1. Position a rack in the center of the oven and preheat to 300°F.

2. Heat the oil in a large (at least 6-quart) Dutch oven or flameproof casserole over medium-high heat. Season the short ribs with the salt and pepper. In batches, without crowding, add the short ribs to the pot and cook, turning occasionally, until browned on all sides, about 8 minutes. Using tongs, transfer the ribs to a platter.

3. Pour off all but 2 tablespoons of the fat from the pot. Add the onion, chopped carrot, and celery to the pot and reduce the heat to medium-low. Cover and cook, stirring often, until the vegetables are softened, about 5 minutes. Add the garlic, herbes de Provence, and flour and stir until the garlic gives off its aroma, about 1 minute. Stir in the wine and bring to a boil over high heat, stirring up the browned bits on the bottom of the pan with a wooden spoon. Add the broth, tomatoes, and bay leaf. Return the short ribs, and any juices, to the pot. Add cold water as needed to barely reach the top of the ribs and bring to a boil over high heat.

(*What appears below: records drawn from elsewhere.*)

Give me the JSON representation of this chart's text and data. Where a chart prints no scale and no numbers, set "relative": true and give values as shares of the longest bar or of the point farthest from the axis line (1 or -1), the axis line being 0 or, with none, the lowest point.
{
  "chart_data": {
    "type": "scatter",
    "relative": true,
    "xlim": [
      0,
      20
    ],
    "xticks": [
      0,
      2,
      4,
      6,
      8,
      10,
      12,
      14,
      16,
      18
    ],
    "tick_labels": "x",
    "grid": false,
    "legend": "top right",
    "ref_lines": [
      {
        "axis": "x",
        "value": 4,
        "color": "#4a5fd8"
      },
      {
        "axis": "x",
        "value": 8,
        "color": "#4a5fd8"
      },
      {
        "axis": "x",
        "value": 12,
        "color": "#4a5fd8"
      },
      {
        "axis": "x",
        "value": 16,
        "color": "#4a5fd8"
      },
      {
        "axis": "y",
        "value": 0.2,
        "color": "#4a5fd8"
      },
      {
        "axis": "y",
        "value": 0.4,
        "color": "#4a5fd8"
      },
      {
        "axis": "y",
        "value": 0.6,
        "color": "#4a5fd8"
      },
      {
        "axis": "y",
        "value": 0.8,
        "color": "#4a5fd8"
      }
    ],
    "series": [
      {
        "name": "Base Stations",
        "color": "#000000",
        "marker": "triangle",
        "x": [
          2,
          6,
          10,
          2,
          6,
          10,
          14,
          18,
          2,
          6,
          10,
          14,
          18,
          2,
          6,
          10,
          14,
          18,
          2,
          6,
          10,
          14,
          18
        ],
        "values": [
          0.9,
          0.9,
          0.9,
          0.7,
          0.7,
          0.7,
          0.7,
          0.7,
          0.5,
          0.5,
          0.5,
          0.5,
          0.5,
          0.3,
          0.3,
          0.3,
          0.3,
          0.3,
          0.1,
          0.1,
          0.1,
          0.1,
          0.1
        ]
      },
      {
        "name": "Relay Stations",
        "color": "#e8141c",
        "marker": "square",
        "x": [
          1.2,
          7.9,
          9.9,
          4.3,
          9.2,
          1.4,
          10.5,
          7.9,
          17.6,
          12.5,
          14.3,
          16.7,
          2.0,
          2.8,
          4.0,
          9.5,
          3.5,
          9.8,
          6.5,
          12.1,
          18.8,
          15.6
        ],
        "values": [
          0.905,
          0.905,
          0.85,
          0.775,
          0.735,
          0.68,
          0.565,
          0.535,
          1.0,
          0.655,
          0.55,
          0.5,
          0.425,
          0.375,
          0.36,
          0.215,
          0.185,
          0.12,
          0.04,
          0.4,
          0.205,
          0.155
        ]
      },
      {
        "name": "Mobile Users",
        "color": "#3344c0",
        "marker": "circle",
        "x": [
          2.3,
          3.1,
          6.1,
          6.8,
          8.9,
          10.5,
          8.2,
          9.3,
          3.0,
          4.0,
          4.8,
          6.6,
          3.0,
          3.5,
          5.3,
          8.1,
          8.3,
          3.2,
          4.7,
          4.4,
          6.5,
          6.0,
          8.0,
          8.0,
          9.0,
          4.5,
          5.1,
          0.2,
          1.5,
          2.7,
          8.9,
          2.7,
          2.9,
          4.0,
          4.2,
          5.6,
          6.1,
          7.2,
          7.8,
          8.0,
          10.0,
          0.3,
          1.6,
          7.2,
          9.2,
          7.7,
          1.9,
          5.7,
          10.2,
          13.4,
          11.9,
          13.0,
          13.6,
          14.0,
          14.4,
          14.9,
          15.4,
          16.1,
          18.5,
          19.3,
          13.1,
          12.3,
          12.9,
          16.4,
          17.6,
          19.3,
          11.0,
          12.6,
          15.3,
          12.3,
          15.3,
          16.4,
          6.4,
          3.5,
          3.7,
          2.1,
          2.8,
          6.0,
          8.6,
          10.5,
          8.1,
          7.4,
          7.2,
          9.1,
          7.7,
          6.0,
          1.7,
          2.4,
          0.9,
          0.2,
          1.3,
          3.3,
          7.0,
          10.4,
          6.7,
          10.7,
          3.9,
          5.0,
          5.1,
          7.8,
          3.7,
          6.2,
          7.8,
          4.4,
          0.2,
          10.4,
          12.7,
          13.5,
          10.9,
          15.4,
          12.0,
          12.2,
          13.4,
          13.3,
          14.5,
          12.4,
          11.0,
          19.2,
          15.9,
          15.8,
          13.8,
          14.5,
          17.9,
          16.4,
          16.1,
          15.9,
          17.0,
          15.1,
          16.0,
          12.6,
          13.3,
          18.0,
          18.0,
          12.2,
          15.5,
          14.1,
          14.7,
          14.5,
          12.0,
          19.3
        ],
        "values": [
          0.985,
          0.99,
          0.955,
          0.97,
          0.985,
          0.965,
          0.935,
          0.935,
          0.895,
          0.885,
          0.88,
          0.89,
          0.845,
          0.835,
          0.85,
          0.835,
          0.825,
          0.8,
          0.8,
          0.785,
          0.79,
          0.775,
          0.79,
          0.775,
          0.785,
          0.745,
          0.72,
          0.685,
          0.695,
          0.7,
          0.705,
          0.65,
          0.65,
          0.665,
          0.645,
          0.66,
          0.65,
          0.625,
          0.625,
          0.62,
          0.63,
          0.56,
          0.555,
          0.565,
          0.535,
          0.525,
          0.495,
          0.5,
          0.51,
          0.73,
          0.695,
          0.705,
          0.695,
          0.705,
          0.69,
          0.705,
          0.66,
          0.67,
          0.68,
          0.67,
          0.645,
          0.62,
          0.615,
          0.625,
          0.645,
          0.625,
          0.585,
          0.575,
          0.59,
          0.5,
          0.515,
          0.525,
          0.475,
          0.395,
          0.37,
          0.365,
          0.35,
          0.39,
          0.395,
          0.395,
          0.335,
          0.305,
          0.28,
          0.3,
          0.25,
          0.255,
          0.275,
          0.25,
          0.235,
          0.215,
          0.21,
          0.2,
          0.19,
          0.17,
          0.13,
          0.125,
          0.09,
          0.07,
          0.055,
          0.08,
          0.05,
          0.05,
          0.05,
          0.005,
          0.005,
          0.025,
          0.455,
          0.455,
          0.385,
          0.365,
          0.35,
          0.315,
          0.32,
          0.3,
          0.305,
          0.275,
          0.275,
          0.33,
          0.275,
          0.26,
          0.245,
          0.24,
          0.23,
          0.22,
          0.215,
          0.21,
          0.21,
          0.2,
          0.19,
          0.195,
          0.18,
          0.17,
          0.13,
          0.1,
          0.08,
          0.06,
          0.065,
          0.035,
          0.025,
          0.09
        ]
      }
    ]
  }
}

4. Cover tightly, transfer to the oven, and bake, stirring occasionally to change the position of the ribs, until the meat is falling-off-the-bone tender, about 2 1/2 hours. During the last 15 minutes, add the baby carrots.

5. Transfer the short ribs to a deep serving platter and cover with aluminum foil to keep warm. Skim off the fat from the surface of the cooking liquid, and discard the bay leaf. Bring to a boil over high heat and cook until the liquid is reduced to a sauce consistency, about 10 minutes (the exact time depends on the size of the pot). Add the olives and cook to heat them through, about 3 minutes. Season the sauce with salt and pepper.

6. Spoon the sauce with the carrots over the ribs, sprinkle with the parsley, which I forgot to buy, and serve hot.